A brief overview of the maintenance of timechains, adverserial strategies and/or dynamics, and the characteristics of the truth model employed follows.
Since a timechain is little more than an ordered sequence of opaque hashes (more opaque than its witnessed inputs) there’s little opportunity for a malicious user to manipulate chain state to their advantage. The only adverserial play in this space concerns time itself (how a timechain’s block no.s map to UTC time), and that play is only available to timechain operators.
For example, a chain owner might claim (without evidence of course), the fake timechain they just generated was actually genenerated over the course of months of use.
The only “Truth” timechains concern themselves with is time itself. While the evolution of a timechain is driven by its users, its operation is neither decentralized, nor consensus-driven. To the degree feasible, we will try to avoid leaning on consensual mechanisms for establishing time: the aim is to allow users of private timechains still be able to prove the age of things to the world at large.
Instead of purely by concensus, the accuracy (or inaccuracy) of how a timechain’s block no.s map to real UTC times will be determined by factuals (or counter-factuals). As mentioned before, an example of a factual is a block being witness to a beacon hash that is somehow known to be no older than a certain date.
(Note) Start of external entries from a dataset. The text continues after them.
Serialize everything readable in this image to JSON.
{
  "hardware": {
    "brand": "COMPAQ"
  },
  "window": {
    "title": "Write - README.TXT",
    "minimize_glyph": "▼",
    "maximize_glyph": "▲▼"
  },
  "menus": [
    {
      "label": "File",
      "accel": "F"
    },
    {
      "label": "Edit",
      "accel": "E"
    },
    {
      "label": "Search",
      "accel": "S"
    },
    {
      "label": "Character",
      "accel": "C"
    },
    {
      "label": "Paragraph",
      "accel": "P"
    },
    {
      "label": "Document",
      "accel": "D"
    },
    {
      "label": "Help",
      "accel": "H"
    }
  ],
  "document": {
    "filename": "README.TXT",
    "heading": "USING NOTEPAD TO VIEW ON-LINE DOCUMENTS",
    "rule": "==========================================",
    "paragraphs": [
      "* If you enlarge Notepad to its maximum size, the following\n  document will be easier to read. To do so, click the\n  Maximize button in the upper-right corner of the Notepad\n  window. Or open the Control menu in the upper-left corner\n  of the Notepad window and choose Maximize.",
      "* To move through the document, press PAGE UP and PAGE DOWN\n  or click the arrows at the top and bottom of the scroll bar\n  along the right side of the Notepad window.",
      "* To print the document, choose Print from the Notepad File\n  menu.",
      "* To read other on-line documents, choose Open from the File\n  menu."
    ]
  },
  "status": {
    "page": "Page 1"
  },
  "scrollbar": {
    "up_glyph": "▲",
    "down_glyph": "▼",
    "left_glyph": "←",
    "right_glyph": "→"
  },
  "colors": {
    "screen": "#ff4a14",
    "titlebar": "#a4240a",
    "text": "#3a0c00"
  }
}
One way to generate such a beacon hash is to source it from the hash state of a collection of other timechains: if at least one of the timechains is an honest actor, then it’ll be a good beacon. Conversely, a timechain may periodically record it’s own state (hash) on a collection of other chains in order to establish its blocks are no younger than a certain date.
With only 64 bytes per block, a timechain itself is a compact file. While the REST API does not expose the file directly, the chain can be copied and forked. The chain file is the timechain owner’s property and they can probably stipulate conditions on how it can (or cannot) be used. From an operational standpoint, however, it doesn’t matter if a chain is forked. Indeed, forking may be seen as complimentary mimicry: it only solidifies the existing history of a chain. Further, the system will work better the more timechain servers are running on the open web, so forking, condoned or not, is not counterproductive.
I’m a bit ambivalent about signing. I don’t think timechains should sign their data: their REST API endpoints are sufficiently identifying (especially, if exposed over HTTPS). There is nothing wrong with building a brand around a timechain in terms of quality of service, trustworthiness, etc. But the trust-but-verify maxim should still be operative, no matter who’s timechain it is.
The service uses the file system directly as its data store (a directory). It is designed so that multiple instances of the service can concurrently run against the same directory: e.g. a network mount point shared across multiple VMs. This property in turn helps with keeping the service durable and makes it possible to scale up (down) with user load by spinning up (down) new instances.
Each instance of the service supports multiple concurrent readers and writers. Processing is I/O bound: by the file system, and by the network layer. Presently, the HTTP implementation leans on the new Java virtual threads, which effectively delivers non-blocking handling at both the file and network layers. With regard to file I/O, there are a number of caching opportunities future versions will take advantage of. The Alpha version does not cache any data: its only source of data is the file system.